In a triangular end-user/agency/worker relationship, it is not ‘incredible’ that the worker may not be an employee of either the end-user or the agency. There will be no contract of employment between the worker and the end-user unless there is a necessary implication of one.
Two recent cases confirm that agency workers need not be the employee of either the employment agency or the end-user. They will normally not be treated as employees at all and thus not have the statutory rights of employees – in particular the right not to be unfairly dismissed.
In Heatherwood & Wrexham Park Hospitals v Kulubowlia and others a worker was told that he would only get employment as a medical equipment maintenance engineer with the local NHS Trust if he applied through an agency. Accordingly he signed a contract with an employment agency that was headed Terms of Engagement of Temporary Workers. He accepted that this contract did not make him an employee of the employment agency. The agency placed him with the NHS Trust. He worked there for over two years. At one point he applied to the Trust for a permanent post but was unsuccessful. Then the Trust ran short of funds and terminated its arrangement with the employment agency.

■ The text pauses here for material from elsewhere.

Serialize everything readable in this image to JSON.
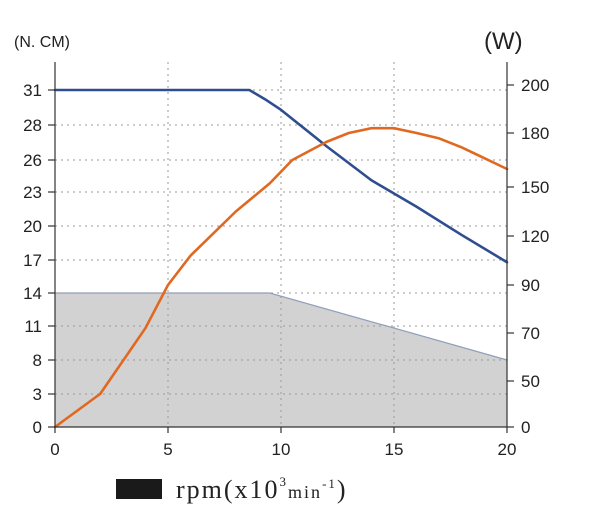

He claimed unfair dismissal against the Trust and the Employment Tribunal decided that he should be treated as an employee of the Trust and so his claim should be allowed to proceed.
The Trust appealed to the EAT which has now allowed its appeal.
In the EAT’s view, it is not enough for the Tribunal to say that, because the Claimant ‘looked like an employee of the Trust, acted like an employee and was treated like an employee’, the business reality was that he was an employee and a contract of employment must therefore be implied. The circumstances were at least as consistent with there being no contract between the Claimant and the Trust, given that he had an express contract with the employment agency and had in fact applied for a permanent post with the Trust and been rejected.
In another recent case (Astbury v Gist) the Claimant, having originally entered into a temporary worker agreement with an employment agency under a ‘temporary worker agreement’, later entered into a ‘fixed-term agreement’ with the agency which was a contract of employment. When the end-user of his services asked for him to be removed from site, he wanted to claim unfair dismissal against the end-user but the Tribunal, and the EAT, considered that all the documentation showed him to be an employee of the agency. Indeed the temporary worker agreement had expressly stated that the agency had not been authorised to enter into an employment contract on the end-user’s behalf.
Points to note
# In addition to his unfair dismissal claim, the Claimant in Heatherwood also brought a race discrimination claim against the Trust arising out of its failure to appoint him to a permanent post. As the EAT noted, contract workers may bring discrimination claims even though they are prevented from bring unfair dismissal claims because they are not employees.
# The EAT in Heatherwood was asked to consider the case of Muscat v Cable & Wireless where an implied contract of employment was found to exist between a contract workers and an end-user. The EAT considered that the distinguishing feature of that case was that the Claimant had begun as an employee of the end-user and the Court decided that the arrangement then made for contracting out his services did not alter this continuing state of affairs. End-users should appreciate that the Tribunals are more likely to consider that agency workers must be employees if they have been employees in the past.